Article Text
Abstract
Background Pembrolizumab plus curative-intent dose-dense anthracycline-based chemotherapy (ddAC) is associated with improved outcome in PD-L1-negative TNBC,1 whereas in the metastatic setting, clinical benefit of chemoimmunotherapy (taxane or gemcitabine/carboplatin) is restricted to PD-L1-positive patients.2 We hypothesize that this discordance could be related to immunomodulatory differences of the various chemotherapies. On-treatment serial monitoring of peripheral blood and tumoral T cells can be used to compare the effects of various regimens. We also hypothesize that T cell clonal expansion may differ across the regimens, and that tumor-enriched T cell clones are more likely to be tumor-reactive and expand following chemoimmunotherapy.

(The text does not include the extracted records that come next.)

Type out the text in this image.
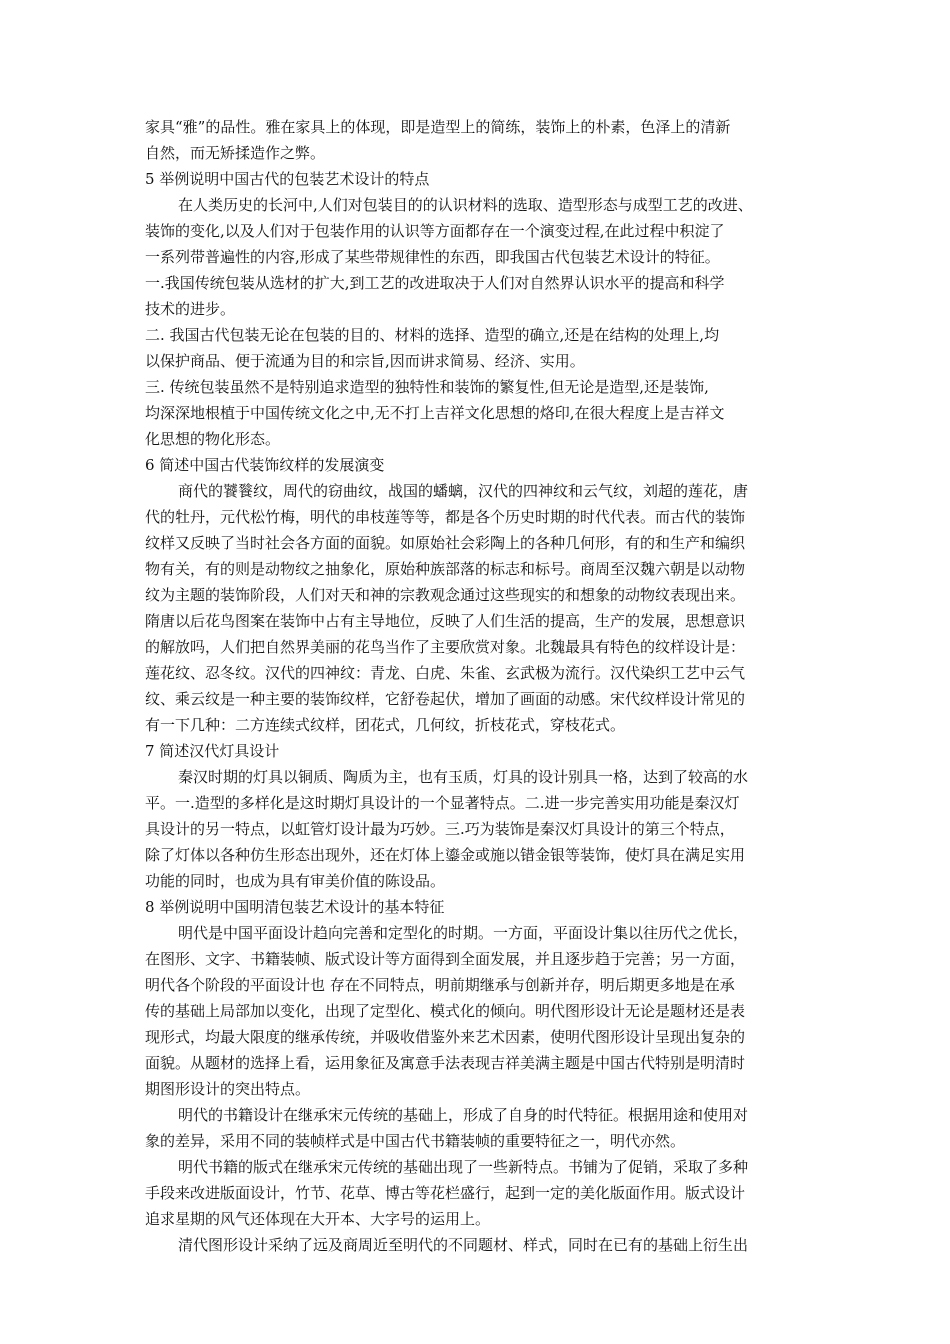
家具“雅”的品性。雅在家具上的体现，即是造型上的简练，装饰上的朴素，色泽上的清新
自然，而无矫揉造作之弊。
5 举例说明中国古代的包装艺术设计的特点
在人类历史的长河中,人们对包装目的的认识材料的选取、造型形态与成型工艺的改进、
装饰的变化,以及人们对于包装作用的认识等方面都存在一个演变过程,在此过程中积淀了
一系列带普遍性的内容,形成了某些带规律性的东西，即我国古代包装艺术设计的特征。
一.我国传统包装从选材的扩大,到工艺的改进取决于人们对自然界认识水平的提高和科学
技术的进步。
二. 我国古代包装无论在包装的目的、材料的选择、造型的确立,还是在结构的处理上,均
以保护商品、便于流通为目的和宗旨,因而讲求简易、经济、实用。
三. 传统包装虽然不是特别追求造型的独特性和装饰的繁复性,但无论是造型,还是装饰,
均深深地根植于中国传统文化之中,无不打上吉祥文化思想的烙印,在很大程度上是吉祥文
化思想的物化形态。
6 简述中国古代装饰纹样的发展演变
商代的饕餮纹，周代的窃曲纹，战国的蟠螭，汉代的四神纹和云气纹，刘超的莲花，唐
代的牡丹，元代松竹梅，明代的串枝莲等等，都是各个历史时期的时代代表。而古代的装饰
纹样又反映了当时社会各方面的面貌。如原始社会彩陶上的各种几何形，有的和生产和编织
物有关，有的则是动物纹之抽象化，原始种族部落的标志和标号。商周至汉魏六朝是以动物
纹为主题的装饰阶段，人们对天和神的宗教观念通过这些现实的和想象的动物纹表现出来。
隋唐以后花鸟图案在装饰中占有主导地位，反映了人们生活的提高，生产的发展，思想意识
的解放吗，人们把自然界美丽的花鸟当作了主要欣赏对象。北魏最具有特色的纹样设计是：
莲花纹、忍冬纹。汉代的四神纹：青龙、白虎、朱雀、玄武极为流行。汉代染织工艺中云气
纹、乘云纹是一种主要的装饰纹样，它舒卷起伏，增加了画面的动感。宋代纹样设计常见的
有一下几种：二方连续式纹样，团花式，几何纹，折枝花式，穿枝花式。
7 简述汉代灯具设计
秦汉时期的灯具以铜质、陶质为主，也有玉质，灯具的设计别具一格，达到了较高的水
平。一.造型的多样化是这时期灯具设计的一个显著特点。二.进一步完善实用功能是秦汉灯
具设计的另一特点，以虹管灯设计最为巧妙。三.巧为装饰是秦汉灯具设计的第三个特点，
除了灯体以各种仿生形态出现外，还在灯体上鎏金或施以错金银等装饰，使灯具在满足实用
功能的同时，也成为具有审美价值的陈设品。
8 举例说明中国明清包装艺术设计的基本特征
明代是中国平面设计趋向完善和定型化的时期。一方面，平面设计集以往历代之优长，
在图形、文字、书籍装帧、版式设计等方面得到全面发展，并且逐步趋于完善；另一方面，
明代各个阶段的平面设计也 存在不同特点，明前期继承与创新并存，明后期更多地是在承
传的基础上局部加以变化，出现了定型化、模式化的倾向。明代图形设计无论是题材还是表
现形式，均最大限度的继承传统，并吸收借鉴外来艺术因素，使明代图形设计呈现出复杂的
面貌。从题材的选择上看，运用象征及寓意手法表现吉祥美满主题是中国古代特别是明清时
期图形设计的突出特点。
明代的书籍设计在继承宋元传统的基础上，形成了自身的时代特征。根据用途和使用对
象的差异，采用不同的装帧样式是中国古代书籍装帧的重要特征之一，明代亦然。
明代书籍的版式在继承宋元传统的基础出现了一些新特点。书铺为了促销，采取了多种
手段来改进版面设计，竹节、花草、博古等花栏盛行，起到一定的美化版面作用。版式设计
追求星期的风气还体现在大开本、大字号的运用上。
清代图形设计采纳了远及商周近至明代的不同题材、样式，同时在已有的基础上衍生出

Methods Blood and tumor samples were collected from patients enrolled in a phase Ib clinical trial of palliative pembrolizumab and paclitaxel or capecitabine for metastatic TNBC, and from a contemporaneous cohort of patients treated with ddAC. T-cells were characterized using fresh whole blood flow cytometry and T-cell receptor (TCR) immunosequencing (immunoSEQ, Adaptive Biotechnologies) of DNA digests. Longitudinal regression was used to test the hypothesis that tumor-enriched T-cell clonotypes are more likely to expand in peripheral blood following therapy.
Results When combined with pembrolizumab, paclitaxel versus capecitabine had similar effects on T-cells, resulting in a time-dependent lymphodepletion across all major T cell subsets (average CD3+ T cell fold-change capecitabine: -0.42, paclitaxel: -0.56, p = 0.80 t-test), whereas ddAC was associated with more profound lymphodepletion (CD3+ average fold-change: -1.21). Notably, ddAC was associated with higher odds of novel clonotype detection compared to capecitabine (odds ratio (OR): 3.42, 95% CI: 3.34–3.5) as well as compared to paclitaxel (OR: 1.53, 95% CI: 1.47–1.60). Significant expansion of tumoral clonotypes occurred in five patients receiving chemoimmunotherapy (average 4.2 unique clonotypes per patient, range 2–11). These clonotypes did not significantly expand over time in the blood. Similarly, T-cell clonotypes that were enriched within tumor did not exhibit measurable differences in serial trend within the peripheral blood.
Conclusions Effects to T cell subsets and clonotypes are similar between capecitabine and paclitaxel when combined with pembrolizumab. ddAC was more profoundly lymphotoxic, but resulted in greater clonotype expansion. These findings offer mechanistic insight onto the differences in clinical activity observed with chemoimmunotherapy in early stage versus metastatic TNBC. We observed no strong association between tumor clonotype enrichment and peripheral clonotype expansion, highlighting the unmet need to develop methods of monitoring tumor-reactive T cell clones in the context of immunotherapy.
Acknowledgements The authors would like to acknowledge collaborators at the Earle A. Chiles Research Institute and Adaptive Biotechnologies for mentorship and guidance. Support for the clinical trial (NCT02734290), which comprised the metastatic cohort was provided by Merck and the Providence Opportunity Fund. Laboratory services were provided at no cost by Adaptive Biotechnologies
Trial Registration NCT02734290
References
Schmid P, Cortes J, Pusztai L, et al. Pembrolizumab for early triple-negative breast cancer. N Engl J Med 2020 Feb 27;382(9):810–821. doi: 10.1056/NEJMoa1910549.
Cortes J, Cescon DW, Rugo HS, et al. Pembrolizumab plus chemotherapy versus placebo plus chemotherapy for previously untreated locally recurrent inoperable or metastatic triple-negative breast cancer (KEYNOTE-355): a randomised, placebo-controlled, double-blind, phase 3 clinical trial. Lancet 2020;396(10265):1817–1828. doi:10.1016/S0140-6736(20)32531-9
Ethics Approval All patients provided written, informed consent. The study protocols for the collection of specimens from the early-stage breast cancer cohort and from the metastatic TNBC clinical trial were separately approved by independent review boards at Providence Portland Medical Center and Cedars Sinai Medical Center (mTNBC clinical trial only).